Talk to your child everyday or as often as possible. They can take extreme measures if they are left alone on their own. Understand the needs of your child but do not interfere too much in their life as they too need their own personal space. Make them effective decision makers. Let them bear the consequences of the decisions they have taken so that they know to differentiate between right and wrong. If you take each and every decision for them they will not grow as independent individuals but they will become dependent on you for everything. Help them and guide them when needed.
Point out the negative but do not forget to appreciate the positive. We as parents are busy pointing out the negatives and forget to appreciate the positive aspects of our child. A child will do anything to grab attention of his parents so noticing positive aspects will mold them as positive human beings. Most of the time parents do not involve their children thinking them to be small but when they really grow up they do not do anything as the habit of doing few chores were never inculcated in them. Give them the work which suits them the best, involve them if you do everything they will just watch and never help you out.

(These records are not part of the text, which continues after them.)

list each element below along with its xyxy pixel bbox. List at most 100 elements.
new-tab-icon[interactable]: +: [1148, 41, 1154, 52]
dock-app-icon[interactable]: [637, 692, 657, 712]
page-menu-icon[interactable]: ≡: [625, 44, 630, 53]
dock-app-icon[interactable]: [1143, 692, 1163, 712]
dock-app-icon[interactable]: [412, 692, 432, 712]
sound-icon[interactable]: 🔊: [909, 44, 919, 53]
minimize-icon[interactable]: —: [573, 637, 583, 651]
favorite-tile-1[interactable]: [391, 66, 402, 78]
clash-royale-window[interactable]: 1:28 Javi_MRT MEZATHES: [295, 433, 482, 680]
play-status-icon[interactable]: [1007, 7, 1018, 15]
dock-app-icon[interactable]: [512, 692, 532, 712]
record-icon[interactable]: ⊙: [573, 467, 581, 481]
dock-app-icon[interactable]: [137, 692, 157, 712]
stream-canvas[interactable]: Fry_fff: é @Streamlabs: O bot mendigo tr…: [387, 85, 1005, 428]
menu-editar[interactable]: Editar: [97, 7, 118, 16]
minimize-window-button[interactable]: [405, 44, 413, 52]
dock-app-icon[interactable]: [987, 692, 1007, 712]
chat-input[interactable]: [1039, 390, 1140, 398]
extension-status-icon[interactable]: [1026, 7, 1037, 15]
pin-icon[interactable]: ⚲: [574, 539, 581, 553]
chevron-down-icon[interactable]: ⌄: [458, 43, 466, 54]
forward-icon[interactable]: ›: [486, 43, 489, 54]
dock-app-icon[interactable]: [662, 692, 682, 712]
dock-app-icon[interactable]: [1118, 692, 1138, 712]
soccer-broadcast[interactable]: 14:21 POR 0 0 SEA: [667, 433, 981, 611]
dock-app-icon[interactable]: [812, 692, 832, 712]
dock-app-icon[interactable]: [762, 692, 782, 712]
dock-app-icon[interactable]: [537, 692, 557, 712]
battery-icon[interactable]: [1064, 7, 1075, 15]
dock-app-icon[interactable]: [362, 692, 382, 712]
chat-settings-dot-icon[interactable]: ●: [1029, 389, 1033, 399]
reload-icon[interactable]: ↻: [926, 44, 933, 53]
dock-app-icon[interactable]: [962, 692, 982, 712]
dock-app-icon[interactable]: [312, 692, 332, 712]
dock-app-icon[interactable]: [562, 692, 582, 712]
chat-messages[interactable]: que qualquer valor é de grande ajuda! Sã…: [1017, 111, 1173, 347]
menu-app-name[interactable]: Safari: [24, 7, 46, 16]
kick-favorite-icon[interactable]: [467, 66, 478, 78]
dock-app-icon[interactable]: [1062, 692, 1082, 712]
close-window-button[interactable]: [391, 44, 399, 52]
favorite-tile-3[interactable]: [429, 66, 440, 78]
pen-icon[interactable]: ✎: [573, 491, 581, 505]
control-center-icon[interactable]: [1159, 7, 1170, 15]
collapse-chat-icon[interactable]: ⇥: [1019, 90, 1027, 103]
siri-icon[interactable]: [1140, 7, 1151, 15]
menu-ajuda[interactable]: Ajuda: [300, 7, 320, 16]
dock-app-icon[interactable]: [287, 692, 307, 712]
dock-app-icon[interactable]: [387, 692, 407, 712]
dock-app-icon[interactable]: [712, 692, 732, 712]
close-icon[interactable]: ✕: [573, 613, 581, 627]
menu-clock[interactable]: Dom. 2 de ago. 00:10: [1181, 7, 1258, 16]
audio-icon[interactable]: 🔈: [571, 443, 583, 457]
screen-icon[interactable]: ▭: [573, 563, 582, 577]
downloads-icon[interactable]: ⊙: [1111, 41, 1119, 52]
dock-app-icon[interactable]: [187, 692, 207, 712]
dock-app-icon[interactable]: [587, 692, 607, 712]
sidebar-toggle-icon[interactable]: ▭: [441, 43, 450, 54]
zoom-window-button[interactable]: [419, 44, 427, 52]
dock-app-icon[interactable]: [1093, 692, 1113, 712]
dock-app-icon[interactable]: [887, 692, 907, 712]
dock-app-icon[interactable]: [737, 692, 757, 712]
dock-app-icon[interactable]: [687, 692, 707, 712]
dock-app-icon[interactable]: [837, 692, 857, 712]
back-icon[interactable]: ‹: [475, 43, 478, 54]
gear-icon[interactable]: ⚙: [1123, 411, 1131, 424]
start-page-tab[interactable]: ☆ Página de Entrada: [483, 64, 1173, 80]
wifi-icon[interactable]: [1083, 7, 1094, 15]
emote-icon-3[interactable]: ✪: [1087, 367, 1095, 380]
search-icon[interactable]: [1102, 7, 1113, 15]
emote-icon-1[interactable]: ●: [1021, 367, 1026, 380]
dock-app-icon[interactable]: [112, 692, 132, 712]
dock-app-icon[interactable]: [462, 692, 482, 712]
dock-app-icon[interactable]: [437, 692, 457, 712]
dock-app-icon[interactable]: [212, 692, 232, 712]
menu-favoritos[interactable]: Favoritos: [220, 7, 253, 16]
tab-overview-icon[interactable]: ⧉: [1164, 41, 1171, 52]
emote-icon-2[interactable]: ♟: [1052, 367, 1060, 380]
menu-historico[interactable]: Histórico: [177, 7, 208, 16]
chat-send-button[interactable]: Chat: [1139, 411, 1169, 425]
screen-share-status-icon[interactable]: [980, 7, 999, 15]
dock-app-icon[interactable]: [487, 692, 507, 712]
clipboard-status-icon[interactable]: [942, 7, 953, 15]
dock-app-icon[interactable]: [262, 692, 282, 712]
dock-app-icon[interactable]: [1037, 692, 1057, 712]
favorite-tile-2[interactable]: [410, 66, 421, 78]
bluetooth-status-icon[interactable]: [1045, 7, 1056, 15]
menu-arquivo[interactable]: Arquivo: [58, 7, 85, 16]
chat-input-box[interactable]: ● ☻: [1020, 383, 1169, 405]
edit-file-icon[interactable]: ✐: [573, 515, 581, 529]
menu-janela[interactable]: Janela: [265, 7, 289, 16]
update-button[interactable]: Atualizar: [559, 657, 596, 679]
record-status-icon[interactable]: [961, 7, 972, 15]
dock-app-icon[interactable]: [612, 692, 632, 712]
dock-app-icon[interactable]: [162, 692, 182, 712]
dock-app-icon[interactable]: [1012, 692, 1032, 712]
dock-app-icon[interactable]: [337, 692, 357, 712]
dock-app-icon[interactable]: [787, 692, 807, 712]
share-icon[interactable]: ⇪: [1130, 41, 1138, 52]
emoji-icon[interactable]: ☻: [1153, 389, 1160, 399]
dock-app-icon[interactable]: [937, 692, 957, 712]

Make your child emotionally tough so that they can stand tall under all circumstances and know how to handle stress and tension. Making them mentally strong will help them grow as good individuals. Check what your child is watching on television or online. If you smell something wrong you need to sit and talk and if it something which is not acceptable do let them know. Give them time. It really takes time to develop a good habit or a bad habit.
Children learn by doing. Every child is different. Do not compare. Parents are in the habit of comparing their child to others which leads to a feeling of inferiority. Some may be good in studies others in sports. Help them nurture their talents along with their studies. Do not ask them to become a book worm. For full physical and mental growth a child needs to be exposed to everything. Just being good in studies will not make them successful if they do not know have an active social life. Inculcate in them family values but yes do not force. Try to show them the right path. They will understand and follow. Support your child, your child should never feel lonely and let down. There should be faith that at last he can turn to his parents and share his sorrows and they are the ones who will sort out their problem. Do not get predictable but understand your child and then react to situations.
Parents are role models for their children. The way you behave in front of them the same they will copy and imbibe it within themselves.